Os associados revelam diferentes formas de manejo e o cultivo vem se tornando uma estratégia eficaz para frear a diminuição dos recursos naturais na localidade. De acordo com a dissertação, “os aquicultores entendem o extrativismo como de suma importância para os moradores da vila de Lauro Sodré e acreditam que, quando a atividade extrativista decair, em razão da exploração desordenada, quem vive dessa prática terá que buscar a solução na aquicultura”.

Diante das diferenças na logística de venda e no manejo das ostras, o pesquisador diz que existe uma racionalidade ambiental entre os associados, cuja atividade possui um conjunto de regras, que apresenta aspectos sustentáveis.
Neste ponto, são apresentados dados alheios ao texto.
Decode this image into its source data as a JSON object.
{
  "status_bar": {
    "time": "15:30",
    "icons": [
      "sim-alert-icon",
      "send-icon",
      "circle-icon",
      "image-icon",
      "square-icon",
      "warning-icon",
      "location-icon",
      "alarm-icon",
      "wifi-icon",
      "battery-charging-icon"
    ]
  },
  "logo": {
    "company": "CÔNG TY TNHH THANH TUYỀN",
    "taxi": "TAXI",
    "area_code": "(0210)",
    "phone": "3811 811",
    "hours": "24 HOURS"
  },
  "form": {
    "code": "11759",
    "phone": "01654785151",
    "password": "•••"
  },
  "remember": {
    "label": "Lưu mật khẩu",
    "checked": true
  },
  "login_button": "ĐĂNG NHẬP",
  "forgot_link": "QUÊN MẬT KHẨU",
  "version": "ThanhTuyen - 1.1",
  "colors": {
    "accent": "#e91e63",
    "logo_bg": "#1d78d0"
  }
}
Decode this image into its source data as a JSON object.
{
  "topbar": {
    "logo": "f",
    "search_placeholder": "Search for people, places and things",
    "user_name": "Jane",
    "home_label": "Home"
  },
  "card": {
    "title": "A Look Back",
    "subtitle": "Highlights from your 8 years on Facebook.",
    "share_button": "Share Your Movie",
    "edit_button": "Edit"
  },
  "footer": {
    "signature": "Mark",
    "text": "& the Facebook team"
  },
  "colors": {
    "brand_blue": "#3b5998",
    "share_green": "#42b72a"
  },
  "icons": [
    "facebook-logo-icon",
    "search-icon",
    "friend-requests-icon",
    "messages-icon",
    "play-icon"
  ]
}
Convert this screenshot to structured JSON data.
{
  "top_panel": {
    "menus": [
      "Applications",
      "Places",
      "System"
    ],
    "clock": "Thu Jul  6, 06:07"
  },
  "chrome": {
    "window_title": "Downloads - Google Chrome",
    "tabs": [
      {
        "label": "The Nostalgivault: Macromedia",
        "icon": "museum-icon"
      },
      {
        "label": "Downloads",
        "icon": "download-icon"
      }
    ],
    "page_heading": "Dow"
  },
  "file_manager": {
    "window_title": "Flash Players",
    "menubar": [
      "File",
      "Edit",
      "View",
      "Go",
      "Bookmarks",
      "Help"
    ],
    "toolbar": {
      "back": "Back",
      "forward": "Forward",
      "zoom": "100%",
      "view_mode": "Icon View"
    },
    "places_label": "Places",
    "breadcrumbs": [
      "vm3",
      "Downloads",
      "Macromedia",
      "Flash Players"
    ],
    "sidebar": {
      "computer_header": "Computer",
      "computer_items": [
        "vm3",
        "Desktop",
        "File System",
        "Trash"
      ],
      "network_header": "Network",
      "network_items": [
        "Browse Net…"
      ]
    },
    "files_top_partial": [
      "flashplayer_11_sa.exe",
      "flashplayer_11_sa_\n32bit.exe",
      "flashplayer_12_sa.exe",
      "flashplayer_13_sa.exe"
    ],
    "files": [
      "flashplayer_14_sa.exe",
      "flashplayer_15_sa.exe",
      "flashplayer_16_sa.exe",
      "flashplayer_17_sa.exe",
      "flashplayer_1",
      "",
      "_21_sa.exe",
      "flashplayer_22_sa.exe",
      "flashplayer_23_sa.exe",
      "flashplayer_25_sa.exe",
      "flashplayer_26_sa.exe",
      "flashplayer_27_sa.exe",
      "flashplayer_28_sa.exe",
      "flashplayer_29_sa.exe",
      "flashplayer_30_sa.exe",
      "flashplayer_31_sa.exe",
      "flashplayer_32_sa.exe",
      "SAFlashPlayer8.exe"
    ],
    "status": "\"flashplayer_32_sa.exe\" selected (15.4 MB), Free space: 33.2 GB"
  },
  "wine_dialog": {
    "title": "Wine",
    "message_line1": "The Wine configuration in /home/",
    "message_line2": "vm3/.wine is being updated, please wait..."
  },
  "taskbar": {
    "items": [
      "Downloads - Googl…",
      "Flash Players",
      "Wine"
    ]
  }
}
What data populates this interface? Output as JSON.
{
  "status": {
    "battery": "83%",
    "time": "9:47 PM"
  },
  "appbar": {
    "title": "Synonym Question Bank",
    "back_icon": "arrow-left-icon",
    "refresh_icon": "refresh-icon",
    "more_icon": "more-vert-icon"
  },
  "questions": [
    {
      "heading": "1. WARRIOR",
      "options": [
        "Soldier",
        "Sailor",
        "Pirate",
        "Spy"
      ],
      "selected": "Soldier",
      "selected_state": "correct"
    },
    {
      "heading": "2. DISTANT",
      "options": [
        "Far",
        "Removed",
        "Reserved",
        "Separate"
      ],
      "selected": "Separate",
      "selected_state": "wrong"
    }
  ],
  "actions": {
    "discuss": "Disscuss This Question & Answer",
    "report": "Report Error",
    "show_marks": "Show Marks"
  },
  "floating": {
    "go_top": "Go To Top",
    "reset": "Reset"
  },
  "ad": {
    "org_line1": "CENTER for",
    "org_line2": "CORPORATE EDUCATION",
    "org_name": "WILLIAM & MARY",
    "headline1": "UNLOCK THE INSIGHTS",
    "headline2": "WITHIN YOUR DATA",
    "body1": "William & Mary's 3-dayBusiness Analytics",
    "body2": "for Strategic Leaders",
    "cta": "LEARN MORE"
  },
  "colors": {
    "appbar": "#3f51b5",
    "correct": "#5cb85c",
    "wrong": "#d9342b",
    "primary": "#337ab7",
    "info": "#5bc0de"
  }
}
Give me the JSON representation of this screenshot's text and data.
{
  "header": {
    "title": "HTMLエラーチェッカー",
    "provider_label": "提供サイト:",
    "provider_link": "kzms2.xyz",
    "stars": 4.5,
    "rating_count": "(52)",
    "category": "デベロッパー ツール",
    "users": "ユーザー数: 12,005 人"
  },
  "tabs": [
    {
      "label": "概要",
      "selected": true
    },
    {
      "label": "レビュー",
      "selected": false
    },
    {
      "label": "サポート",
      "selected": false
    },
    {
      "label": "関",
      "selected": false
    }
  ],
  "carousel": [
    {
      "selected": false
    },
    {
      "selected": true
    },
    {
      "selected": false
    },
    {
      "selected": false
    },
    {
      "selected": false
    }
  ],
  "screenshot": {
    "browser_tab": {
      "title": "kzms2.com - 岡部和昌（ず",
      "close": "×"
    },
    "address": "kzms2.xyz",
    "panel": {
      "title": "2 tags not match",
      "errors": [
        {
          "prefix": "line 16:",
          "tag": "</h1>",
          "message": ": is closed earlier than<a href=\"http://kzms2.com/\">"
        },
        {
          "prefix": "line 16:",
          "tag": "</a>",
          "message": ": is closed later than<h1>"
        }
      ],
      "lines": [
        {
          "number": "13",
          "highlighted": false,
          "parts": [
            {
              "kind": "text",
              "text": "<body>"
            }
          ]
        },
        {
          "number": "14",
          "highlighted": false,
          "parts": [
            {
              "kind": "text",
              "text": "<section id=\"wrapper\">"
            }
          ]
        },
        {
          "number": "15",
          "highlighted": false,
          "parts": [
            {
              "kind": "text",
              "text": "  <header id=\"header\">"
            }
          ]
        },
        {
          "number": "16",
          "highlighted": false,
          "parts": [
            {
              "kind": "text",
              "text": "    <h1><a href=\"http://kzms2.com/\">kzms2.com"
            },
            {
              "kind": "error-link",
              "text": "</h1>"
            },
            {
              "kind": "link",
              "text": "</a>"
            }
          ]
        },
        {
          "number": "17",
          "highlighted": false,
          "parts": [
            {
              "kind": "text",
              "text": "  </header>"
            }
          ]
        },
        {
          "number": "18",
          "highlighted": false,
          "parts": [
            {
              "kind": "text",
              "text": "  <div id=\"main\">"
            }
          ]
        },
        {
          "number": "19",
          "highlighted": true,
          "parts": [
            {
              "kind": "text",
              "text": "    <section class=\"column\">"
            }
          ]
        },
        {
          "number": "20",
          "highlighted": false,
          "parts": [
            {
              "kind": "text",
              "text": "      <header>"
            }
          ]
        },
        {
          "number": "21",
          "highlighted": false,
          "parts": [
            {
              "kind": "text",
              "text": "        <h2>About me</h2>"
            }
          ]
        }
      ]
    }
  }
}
Mas esses dados são capazes de mensurar realmente a sustentabilidade desse manejo? Rafael Diaz responde que, considerando o tempo em que se trabalha a maricultura em Lauro Sodré (apenas seis anos), é importante ter cautela ao usar a palavra sustentabilidade. “Observa-se o esforço dos associados para difundir o cultivo e a dedicação na busca por novos pontos. Isso nos faz acreditar em um próspero futuro para esta associação, cujo objetivo é diminuir o extrativismo”, afirma.

Quando a associação foi fundada em 2006, a Aquavila contava com 42 associados, que foram desistindo ao encontrarem obstáculos. Atualmente, a Aquavila apresenta apenas 13 associados (sete homens e seis mulheres), com faixa etária entre 20 e 60 anos. “A falta de incentivos por parte do Estado e a atividade extrativista, ainda muito presente na vila de Lauro Sodré, são vistas como principais fatores para o afastamento dos associados”, acrescenta Rafael Diaz.

A ostra adulta é o principal produto de venda da Aquavila. Os compradores mais assíduos são de Terra Alta, Castanhal, Outeiro e Mosqueiro. Apenas um associado vende para localidades mais distantes, como Marabá e Imperatriz (MA). Há também a venda de ostras na própria vila de Lauro Sodré.